Are you pushing yourself too hard in the gym? These symptoms and habits may signal it’s time to dial it back.
We all know that exercise has wonderful benefits, like burning calories, increasing energy levels, and boosting your mood. But just like anything else in life, moderation is key. Too much exercise or at too intense of a level, can leave you drained, and worse, at risk of injury.
Overtraining occurs when a person partakes in too much physical training with too little rest and recovery after hard workouts. The resulting stress placed on the muscles, joints and bones causes fatigue and soreness that ultimately affects performance. While over-training syndrome most often applies to serious athletes, that doesn’t mean that recreational athletes or weekend warriors are free from the effects of pushing the body too hard. While it’s normal to feel some level of fatigue after a tough workout, complete exhaustion, burnout or pain is not.
Everyone’s body is different, meaning that every person has different limits when it comes to working out. Knowing your body and what it’s telling you is essential when it comes to making sure you aren’t pushing yourself too hard. Here are a few physical symptoms and lifestyle patterns to be aware of that may be signs you’re going too hard in the gym.
Sign #1: Your body is overly sore
Being sore after a workout can be a good feeling (you put those muscles to work!), but sometimes soreness can be a sign that you’re actually pushing yourself a little too far. It’s great to be a little fatigued, but you should never feel like you can’t move a part of your body. And soreness should clear up within a day or two; lingering pain for a week or more is a sign that you’ve overdone it.
Sign #2: Your soreness is one-sided
If a muscle group or joint on one side of your body is sore after a workout, but not the other, it may be a sign that you overworked a body part and may need additional healing and recovery time.
Sign #3: You’re working out too much
Of course, exercising should be on your list of priorities, but it doesn’t need to be the number one thing, every single day to see results. Choosing a workout over time your family, work obligations, or social outings on a consistent basis are signs that you may be hyper-focused on exercise. This is not always a bad thing, but if you find yourself becoming obsessed with scheduling that next workout, you may be headed towards an unhealthy addiction. The key is to make sure you’re creating a sense of balance in your life — which yes, may mean skipping a trip to the gym in favor of a self-care activity or time with your family.

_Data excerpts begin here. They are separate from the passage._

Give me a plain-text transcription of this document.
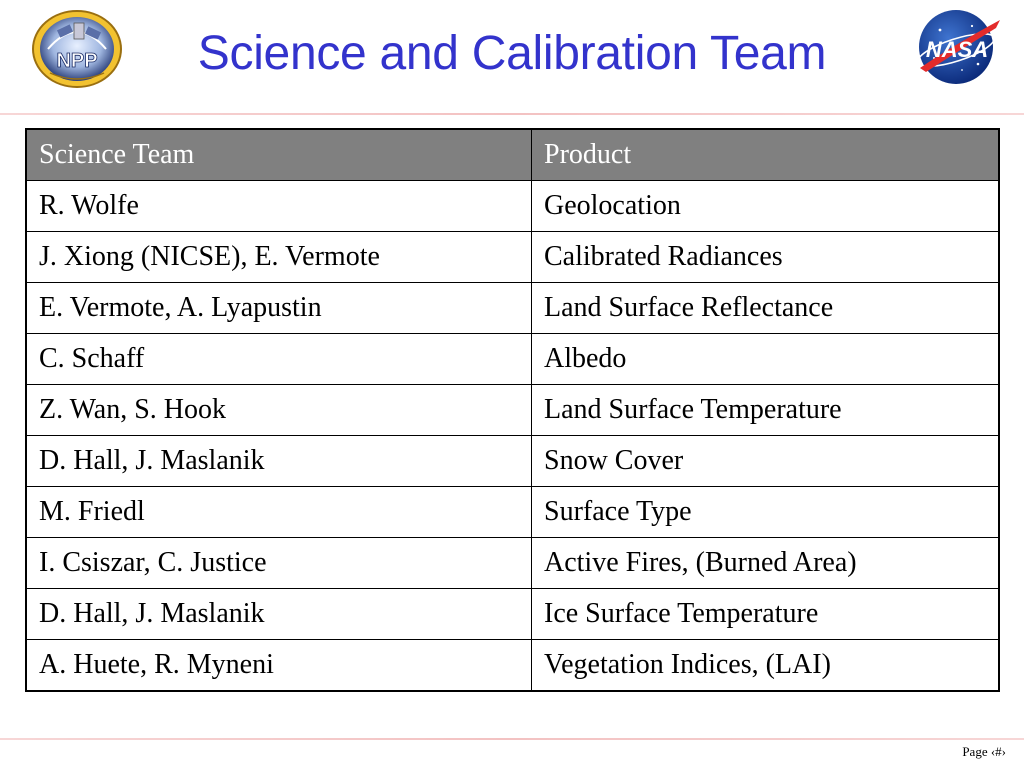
NPP	Science and Calibration Team	NASA
Science Team	Product
R. Wolfe	Geolocation
J. Xiong (NICSE), E. Vermote	Calibrated Radiances
E. Vermote, A. Lyapustin	Land Surface Reflectance
C. Schaff	Albedo
Z. Wan, S. Hook	Land Surface Temperature
D. Hall, J. Maslanik	Snow Cover
M. Friedl	Surface Type
I. Csiszar, C. Justice	Active Fires, (Burned Area)
D. Hall, J. Maslanik	Ice Surface Temperature
A. Huete, R. Myneni	Vegetation Indices, (LAI)
Page ‹#›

Sign #4: You exercise infrequently and push too hard
On the opposite end of the spectrum, viewing exercise as a last priority can cause you to push too hard when you do finally get in a workout. Many put working out on the back burner; when they do make the time, they cram all of the exercises into one session, which leaves them limping around (and unable to exercise) for days, or even a week.
It’s important to slowly introduce exercise into your routine and increase it in manageable increments.
Sign #5: You’re over indexing on one type of movement
Another sign of over-training has to do with an unbalanced program. This is common in those who only pursue one type of activity. When a runner just runs, he/she improves his endurance, but the other elements of the body become neglected. The legs become strong but also very tight and over time this leads to pains and strains because the runner, most of the time, does not spend the appropriate time that is needed to stretch the muscles that are pounding the pavement. Over time the muscles become so tight that they begin to stress the joints. This type of over-training presents itself as knee pain, plantar fasciitis or back pain.
This mistake can be made with any type of exercise. People that only pursue yoga and Pilates have great flexibility, but often are not developing upper body strength, which over time can present itself as pain in the back and shoulders. Those who are focused on weightlifting dedicate their time to developing the large muscles of the body with little attention paid to the connective tissues or to mobility. This type of over-training will present itself as pain in the joints.
The solution here is simple: diversify your workout routine. It is important to have balance in the strengthening of the large muscles, conditioning of the connective tissues, counter stretching after strength work, active flexibility and dosing each joint and vertebrae of the body with proper movement.
If you recognize some of these signs in yourself, take a step back and pull out your calendar. Schedule in exercise 3-4 days a week and reserve the other 3-4 days as “rest days”. Depending on how rigorous your workouts are you can choose to have one or two complete rest days or choose active recovery days where you get in some low-intensity movement like walking, biking or swimming.